BUSINESS PARADOX: In N.Y., Brad Spurgeon reported what had not been foreseen, however, "was a furor over something delivered with the switch to more environmentally friendly hybrid engines: a lack of noise." The new 1.6-liter, 6-cylinder, hybrid engines "have two forms of energy recuperation, from braking and from exhaust heat." They are so quiet compared to their 2.4-liter, 8-cylinder, normally aspirated predecessors that "spectators no longer need the earplugs commonly used amid the roar and scream at the pinnacle of auto racing." One visitor even likened the sound of the new engine "to that of a golf cart." This means "a business paradox" for F1. In order to attract car manufacturers and sponsors, it "has created a cleaner, more environmentally friendly engine system." But in so doing, "it risks alienating fans attracted by the visceral excitement of racing enhanced by the heightened noise level." The move to develop clean engines was pushed through the series’ regulatory process by FIA President Jean Todt. But for F1 CEO Bernie Ecclestone, the notion of small, quiet engines "had long represented a potential nightmare." Ecclestone said after the Australian Grand Prix, "I was sorry to be proved right with what I’ve said all along. These cars don’t sound like racing cars" (N.Y. TIMES, 3/27).
TICKET SALES DOWN: In Malaysia, Lim Teik Huat reported Razali said that ticket sales "were down by half over the corresponding week before the race and it will be hard to improve on the previous record attendance" of 123,000 spectators. Razali: "Ticket sales are not great.
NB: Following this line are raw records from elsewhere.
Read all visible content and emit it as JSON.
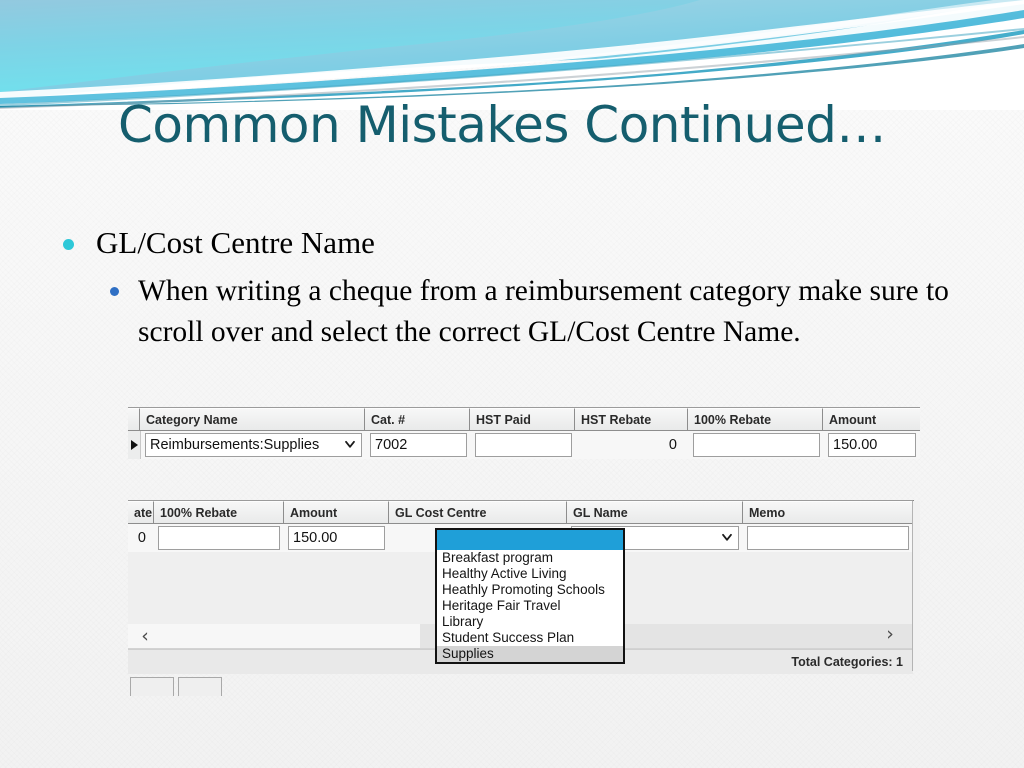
{
  "slide": {
    "title": "Common Mistakes Continued…",
    "title_color": "#155e6e",
    "bullets": [
      {
        "level": 1,
        "text": "GL/Cost Centre Name",
        "bullet_color": "#2ec8d8"
      },
      {
        "level": 2,
        "text": "When writing a cheque from a reimbursement category make sure to scroll over and select the correct GL/Cost Centre Name.",
        "bullet_color": "#2f6fc4"
      }
    ],
    "banner_colors": {
      "top_left": "#8fc9de",
      "cyan": "#6fdcea",
      "mid_blue": "#6ec6e2",
      "deep_teal": "#2196b5",
      "pale": "#d9f0f4"
    }
  },
  "grid1": {
    "columns": [
      "Category Name",
      "Cat. #",
      "HST Paid",
      "HST Rebate",
      "100% Rebate",
      "Amount"
    ],
    "row": {
      "category_name": "Reimbursements:Supplies",
      "cat_number": "7002",
      "hst_paid": "",
      "hst_rebate": "0",
      "rebate_100": "",
      "amount": "150.00"
    },
    "row_marker_icon": "row-selector-triangle-icon",
    "category_dropdown_icon": "chevron-down-icon"
  },
  "grid2": {
    "columns": [
      "ate",
      "100% Rebate",
      "Amount",
      "GL Cost Centre",
      "GL Name",
      "Memo"
    ],
    "row": {
      "hst_rebate": "0",
      "rebate_100": "",
      "amount": "150.00",
      "gl_cost_centre": "",
      "gl_name": "",
      "memo": ""
    },
    "gl_name_dropdown_icon": "chevron-down-icon",
    "dropdown": {
      "name": "gl-cost-centre-dropdown",
      "selected": "",
      "options": [
        "Breakfast program",
        "Healthy Active Living",
        "Heathly Promoting Schools",
        "Heritage Fair Travel",
        "Library",
        "Student Success Plan",
        "Supplies"
      ],
      "hovered_option": "Supplies",
      "highlight_color": "#1f9fd8",
      "hover_color": "#d4d4d4"
    },
    "scrollbar": {
      "left_arrow": "‹",
      "right_arrow": "›"
    },
    "status_text": "Total Categories: 1"
  }
}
We have sold around 60,000 tickets since the start of the week and this may be due to the distraction because of the tragedy, but people are not in the mood to celebrate, really” (THE STAR, 3/27).
MAJOR DISTRACTION: In London, Kevin Eason wrote so far, there are no signs that the Malaysian Grand Prix "has been affected by the national suffering after the disappearance of Malaysia Airlines flight MH370." This could be the one time that F1 "is called on to stop thinking about itself, with its internecine warfare and backbiting, to consider the relatives of the 239 people aboard the missing Boeing 777 jet." There "seems little appetite for the razzle-dazzle of the sport amid such grief and uncertainty, though." Kuala Lumpur "has always been a hard sell" to a crowd who know little of and often care nothing for F1, but this year "there is a new and serious distraction from the pointless circulation of cars around an asphalt track" (LONDON TIMES, 3/27).